With the Spectra WaveWriter System, patients can combine both of these therapies to target one specific area of pain or use each therapy as needed to best manage multiple areas of pain. Patients provide real-time feedback using the system’s remote control. The Spectra WaveWriter System was developed with more than a decade of clinical research focused on optimizing sub-perception stimulation and delivering multiple therapies intended for more effective, long-term pain relief.
“Everyone experiences pain differently and patients can sometimes become less responsive to therapy as their pain changes over time. The Spectra WaveWriter System is breakthrough technology that offers patients flexibility to meet their individual needs for lasting relief. Treatment options like this are important as we face the challenge of providing patients relief from pain without relying solely on opioids.”
More than 100 million Americans suffer from chronic pain and it is the number one cause of disability in adults in the U.S.1,2 SCS was introduced more than 40 years ago. Unlike most surgical procedures, it is reversible. Patients undergo a trial period allowing them to evaluate it before deciding to receive a permanent implant.
To learn more, visit ControlYourPain.com or contact us to see if you are a candidate.
1https://www.cdc.gov/drugoverdose/epidemic/index.html
2Institute of Medicine. Relieving pain in America: a blueprint for transforming prevention, care, education and research. Washington, DC: National Academies Press, 2011.
Sub-perception stimulation has been demonstrated to be safe and effective in patients who have been treated successfully with conventional, paresthesia-inducing stimulation for at least six months.
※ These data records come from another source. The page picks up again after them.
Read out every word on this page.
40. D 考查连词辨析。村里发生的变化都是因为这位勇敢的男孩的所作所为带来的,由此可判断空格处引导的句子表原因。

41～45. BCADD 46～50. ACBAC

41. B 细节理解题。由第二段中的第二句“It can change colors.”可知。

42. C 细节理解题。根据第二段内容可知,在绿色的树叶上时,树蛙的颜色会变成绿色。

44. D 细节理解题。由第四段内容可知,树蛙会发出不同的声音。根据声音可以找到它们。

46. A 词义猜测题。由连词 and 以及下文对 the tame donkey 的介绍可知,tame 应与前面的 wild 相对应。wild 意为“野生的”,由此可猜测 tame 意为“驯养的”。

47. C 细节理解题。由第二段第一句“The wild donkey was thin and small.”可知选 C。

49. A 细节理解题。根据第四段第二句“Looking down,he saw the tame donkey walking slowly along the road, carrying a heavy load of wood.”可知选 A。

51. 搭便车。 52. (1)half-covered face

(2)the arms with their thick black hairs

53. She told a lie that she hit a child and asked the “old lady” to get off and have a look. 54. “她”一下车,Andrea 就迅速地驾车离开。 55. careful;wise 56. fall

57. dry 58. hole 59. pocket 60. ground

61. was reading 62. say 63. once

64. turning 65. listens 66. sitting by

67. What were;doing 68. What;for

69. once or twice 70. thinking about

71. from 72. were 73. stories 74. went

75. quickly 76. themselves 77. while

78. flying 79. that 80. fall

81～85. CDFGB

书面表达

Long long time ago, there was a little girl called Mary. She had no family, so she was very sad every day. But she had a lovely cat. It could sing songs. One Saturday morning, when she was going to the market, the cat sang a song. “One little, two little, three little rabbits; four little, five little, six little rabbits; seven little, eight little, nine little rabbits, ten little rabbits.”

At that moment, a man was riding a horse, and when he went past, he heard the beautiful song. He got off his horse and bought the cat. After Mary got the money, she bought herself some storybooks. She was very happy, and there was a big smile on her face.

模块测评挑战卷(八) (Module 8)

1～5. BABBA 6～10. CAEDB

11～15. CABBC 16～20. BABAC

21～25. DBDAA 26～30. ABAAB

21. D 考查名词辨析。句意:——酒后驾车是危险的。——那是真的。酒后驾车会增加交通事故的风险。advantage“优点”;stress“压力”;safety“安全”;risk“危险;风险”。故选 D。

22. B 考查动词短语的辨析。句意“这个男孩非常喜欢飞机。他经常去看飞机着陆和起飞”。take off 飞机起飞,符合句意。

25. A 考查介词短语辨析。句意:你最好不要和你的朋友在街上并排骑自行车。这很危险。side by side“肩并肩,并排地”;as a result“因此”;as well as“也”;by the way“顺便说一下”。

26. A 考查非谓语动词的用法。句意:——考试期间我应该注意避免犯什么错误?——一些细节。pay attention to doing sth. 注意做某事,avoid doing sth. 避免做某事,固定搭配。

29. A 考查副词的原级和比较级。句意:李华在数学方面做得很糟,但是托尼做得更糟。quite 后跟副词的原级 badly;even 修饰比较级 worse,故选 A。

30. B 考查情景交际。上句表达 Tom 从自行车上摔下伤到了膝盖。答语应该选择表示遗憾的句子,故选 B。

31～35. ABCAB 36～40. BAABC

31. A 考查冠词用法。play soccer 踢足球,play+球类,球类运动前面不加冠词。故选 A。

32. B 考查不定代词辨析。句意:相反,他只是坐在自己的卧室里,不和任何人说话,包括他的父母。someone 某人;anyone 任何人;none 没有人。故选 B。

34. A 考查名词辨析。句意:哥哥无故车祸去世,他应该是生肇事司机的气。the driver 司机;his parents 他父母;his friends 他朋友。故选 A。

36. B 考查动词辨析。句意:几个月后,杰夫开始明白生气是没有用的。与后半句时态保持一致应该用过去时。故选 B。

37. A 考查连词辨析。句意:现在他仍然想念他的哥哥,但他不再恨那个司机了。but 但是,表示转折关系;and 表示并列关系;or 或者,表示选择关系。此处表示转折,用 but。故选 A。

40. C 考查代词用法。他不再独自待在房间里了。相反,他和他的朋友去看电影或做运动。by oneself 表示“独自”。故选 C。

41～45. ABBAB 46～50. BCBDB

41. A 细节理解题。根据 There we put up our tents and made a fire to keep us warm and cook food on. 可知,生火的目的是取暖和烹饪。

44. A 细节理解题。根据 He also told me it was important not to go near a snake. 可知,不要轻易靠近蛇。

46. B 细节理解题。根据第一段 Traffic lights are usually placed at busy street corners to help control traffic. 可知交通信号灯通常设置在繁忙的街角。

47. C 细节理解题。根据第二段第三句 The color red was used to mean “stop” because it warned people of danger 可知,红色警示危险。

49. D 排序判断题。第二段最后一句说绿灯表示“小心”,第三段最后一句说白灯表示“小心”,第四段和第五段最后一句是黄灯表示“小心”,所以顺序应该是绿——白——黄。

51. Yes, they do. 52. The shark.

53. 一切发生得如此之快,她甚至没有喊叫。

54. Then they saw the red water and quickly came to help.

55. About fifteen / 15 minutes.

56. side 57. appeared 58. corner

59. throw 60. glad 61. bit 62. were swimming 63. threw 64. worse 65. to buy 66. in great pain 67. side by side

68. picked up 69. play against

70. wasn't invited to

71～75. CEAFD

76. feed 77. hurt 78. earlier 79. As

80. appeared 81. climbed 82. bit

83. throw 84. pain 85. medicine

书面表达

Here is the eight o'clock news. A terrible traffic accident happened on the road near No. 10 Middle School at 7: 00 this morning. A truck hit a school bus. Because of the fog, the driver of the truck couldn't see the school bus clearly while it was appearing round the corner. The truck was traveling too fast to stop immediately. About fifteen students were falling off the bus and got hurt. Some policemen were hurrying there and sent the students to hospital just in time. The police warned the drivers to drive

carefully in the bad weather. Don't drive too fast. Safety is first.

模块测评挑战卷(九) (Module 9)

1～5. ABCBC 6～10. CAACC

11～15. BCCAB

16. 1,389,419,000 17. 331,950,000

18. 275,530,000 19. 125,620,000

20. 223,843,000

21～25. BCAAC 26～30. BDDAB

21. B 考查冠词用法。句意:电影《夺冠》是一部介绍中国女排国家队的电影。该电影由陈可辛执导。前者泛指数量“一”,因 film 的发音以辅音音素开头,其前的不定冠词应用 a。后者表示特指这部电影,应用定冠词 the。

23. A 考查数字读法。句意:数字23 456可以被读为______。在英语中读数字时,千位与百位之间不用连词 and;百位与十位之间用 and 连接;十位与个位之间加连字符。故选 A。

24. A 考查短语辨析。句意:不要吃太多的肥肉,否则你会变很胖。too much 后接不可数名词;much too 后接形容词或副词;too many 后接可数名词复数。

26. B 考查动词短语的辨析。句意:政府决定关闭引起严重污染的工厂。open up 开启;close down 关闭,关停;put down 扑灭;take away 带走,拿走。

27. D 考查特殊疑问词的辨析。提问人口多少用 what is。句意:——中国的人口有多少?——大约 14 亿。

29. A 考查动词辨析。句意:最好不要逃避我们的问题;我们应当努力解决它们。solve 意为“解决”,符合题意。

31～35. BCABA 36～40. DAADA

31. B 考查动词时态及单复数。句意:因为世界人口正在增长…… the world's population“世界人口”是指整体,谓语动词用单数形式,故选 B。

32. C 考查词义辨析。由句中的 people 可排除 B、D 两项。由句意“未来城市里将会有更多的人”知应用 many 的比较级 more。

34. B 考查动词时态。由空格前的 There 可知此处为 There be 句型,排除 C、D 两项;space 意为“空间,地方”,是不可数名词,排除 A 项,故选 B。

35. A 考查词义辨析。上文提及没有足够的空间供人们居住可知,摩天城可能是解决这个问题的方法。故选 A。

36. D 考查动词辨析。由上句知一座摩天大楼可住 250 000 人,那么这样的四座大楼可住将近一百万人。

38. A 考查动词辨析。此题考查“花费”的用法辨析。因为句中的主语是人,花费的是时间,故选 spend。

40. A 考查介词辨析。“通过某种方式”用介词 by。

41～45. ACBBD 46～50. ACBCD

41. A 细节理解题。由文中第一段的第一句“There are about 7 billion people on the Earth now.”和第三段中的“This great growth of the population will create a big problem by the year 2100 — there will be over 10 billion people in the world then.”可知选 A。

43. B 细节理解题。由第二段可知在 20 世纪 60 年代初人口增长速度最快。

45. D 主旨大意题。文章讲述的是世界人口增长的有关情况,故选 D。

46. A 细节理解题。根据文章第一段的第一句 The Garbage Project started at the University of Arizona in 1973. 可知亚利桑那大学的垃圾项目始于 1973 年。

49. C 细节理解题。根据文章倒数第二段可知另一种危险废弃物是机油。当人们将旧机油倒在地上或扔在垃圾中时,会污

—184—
Full stimulation parameter ranges and options for both paresthesia-based and sub-perception therapy are available for clinician’s use throughout the patient’s experience and treatment with SCS.
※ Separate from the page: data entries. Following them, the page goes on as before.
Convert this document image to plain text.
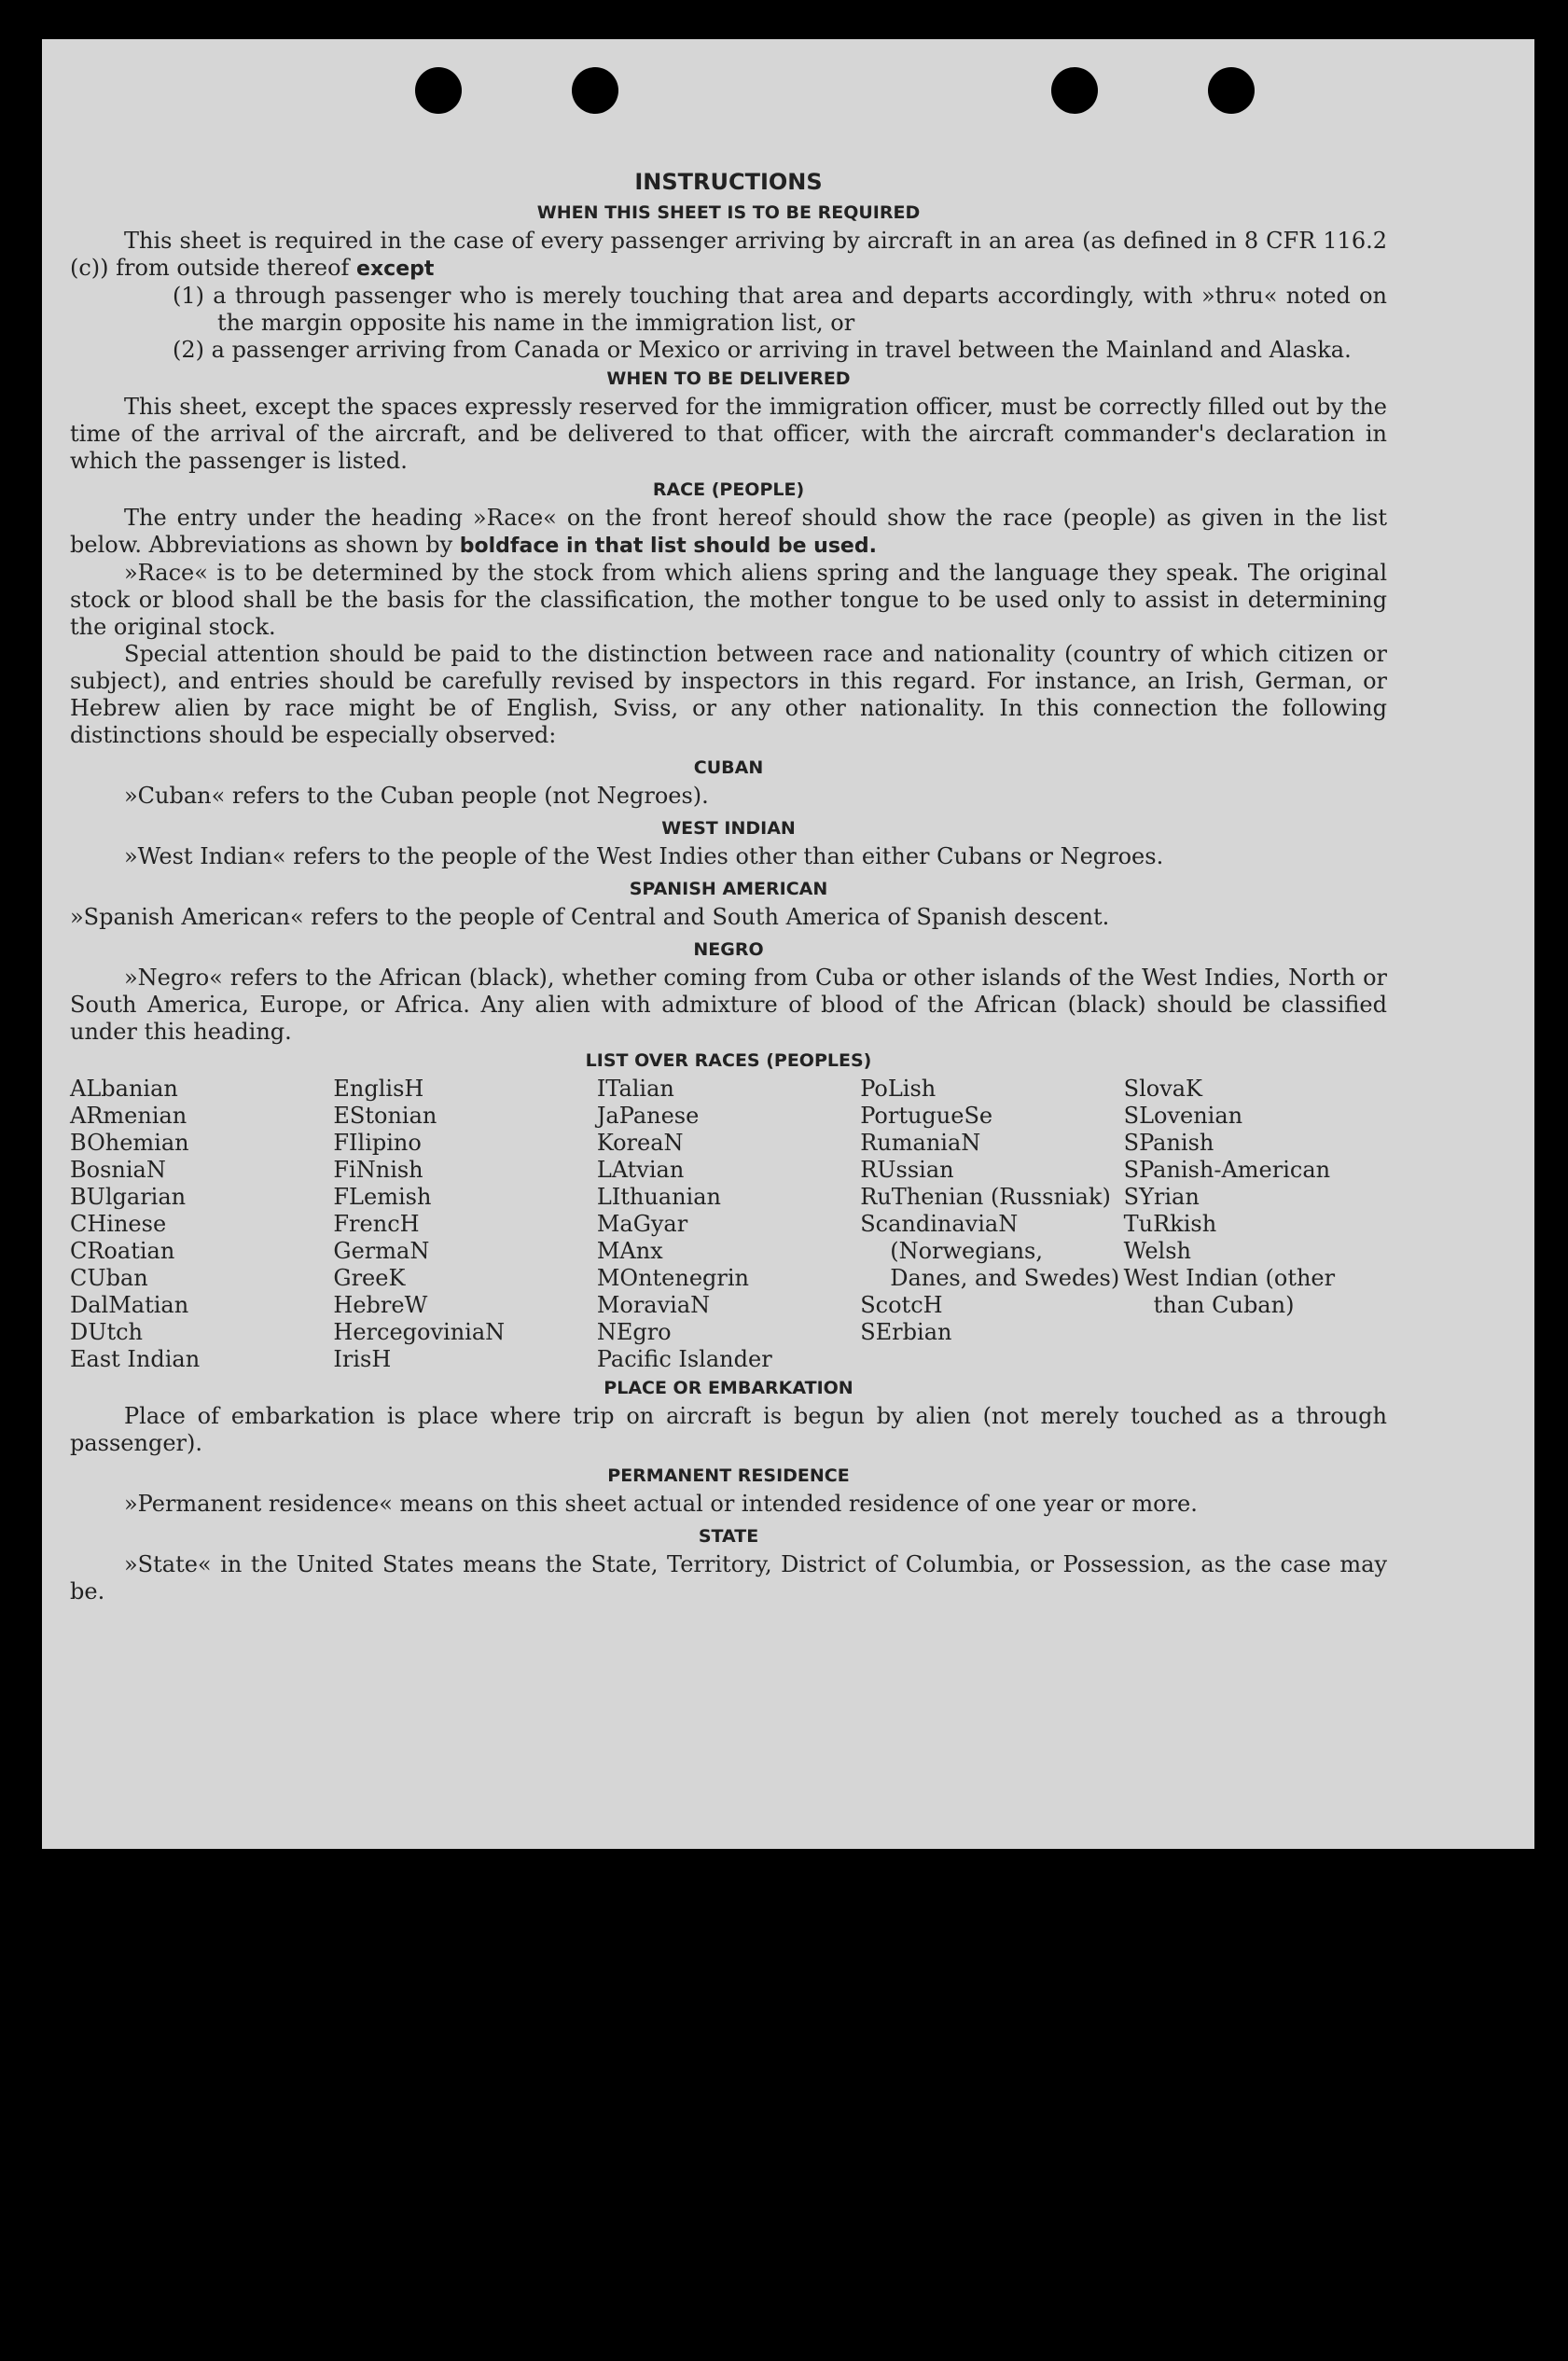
INSTRUCTIONS
WHEN THIS SHEET IS TO BE REQUIRED

This sheet is required in the case of every passenger arriving by aircraft in an area (as defined in 8 CFR 116.2 (c)) from outside thereof except

(1) a through passenger who is merely touching that area and departs accordingly, with »thru« noted on the margin opposite his name in the immigration list, or

(2) a passenger arriving from Canada or Mexico or arriving in travel between the Mainland and Alaska.

WHEN TO BE DELIVERED

This sheet, except the spaces expressly reserved for the immigration officer, must be correctly filled out by the time of the arrival of the aircraft, and be delivered to that officer, with the aircraft commander's declaration in which the passenger is listed.

RACE (PEOPLE)

The entry under the heading »Race« on the front hereof should show the race (people) as given in the list below. Abbreviations as shown by boldface in that list should be used.

»Race« is to be determined by the stock from which aliens spring and the language they speak. The original stock or blood shall be the basis for the classification, the mother tongue to be used only to assist in determining the original stock.

Special attention should be paid to the distinction between race and nationality (country of which citizen or subject), and entries should be carefully revised by inspectors in this regard. For instance, an Irish, German, or Hebrew alien by race might be of English, Sviss, or any other nationality. In this connection the following distinctions should be especially observed:

CUBAN

»Cuban« refers to the Cuban people (not Negroes).

WEST INDIAN

»West Indian« refers to the people of the West Indies other than either Cubans or Negroes.

SPANISH AMERICAN

»Spanish American« refers to the people of Central and South America of Spanish descent.

NEGRO

»Negro« refers to the African (black), whether coming from Cuba or other islands of the West Indies, North or South America, Europe, or Africa. Any alien with admixture of blood of the African (black) should be classified under this heading.

LIST OVER RACES (PEOPLES)
ALbanian
ARmenian
BOhemian
BosniaN
BUlgarian
CHinese
CRoatian
CUban
DalMatian
DUtch
East Indian
EnglisH
EStonian
FIlipino
FiNnish
FLemish
FrencH
GermaN
GreeK
HebreW
HercegoviniaN
IrisH
ITalian
JaPanese
KoreaN
LAtvian
LIthuanian
MaGyar
MAnx
MOntenegrin
MoraviaN
NEgro
Pacific Islander
PoLish
PortugueSe
RumaniaN
RUssian
RuThenian (Russniak)
ScandinaviaN (Norwegians, Danes, and Swedes)
ScotcH
SErbian
SlovaK
SLovenian
SPanish
SPanish-American
SYrian
TuRkish
Welsh
West Indian (other than Cuban)
PLACE OR EMBARKATION

Place of embarkation is place where trip on aircraft is begun by alien (not merely touched as a through passenger).

PERMANENT RESIDENCE

»Permanent residence« means on this sheet actual or intended residence of one year or more.

STATE

»State« in the United States means the State, Territory, District of Columbia, or Possession, as the case may be.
Indications for Use: The Boston Scientific Spinal Cord Stimulator Systems are indicated as an aid in the management of chronic intractable pain of the trunk and/or limbs including unilateral or bilateral pain associated with the following: failed back surgery syndrome, Complex Regional Pain Syndrome (CRPS) Types I and II, intractable low back pain and leg pain. Associated conditions and etiologies may be: radicular pain syndrome, radiculopathies resulting in pain secondary to failed back syndrome or herniated disc, epidural fibrosis, degenerative disc disease (herniated disc pain refractory to conservative and surgical interventions), arachnoiditis, multiple back surgeries. Contraindications, warnings, precautions, side effects. The SCS Systems are contraindicated for patients who: are unable to operate the SCS System, have failed trial stimulation by failing to receive effective pain relief, are poor surgical risks, or are pregnant. Refer to the Instructions for Use provided with the SCS System or ControlYourPain.com for potential adverse effects, warnings, and precautions prior to using this product. Caution: U.S. Federal law restricts this device to sale by or on the order of a physician.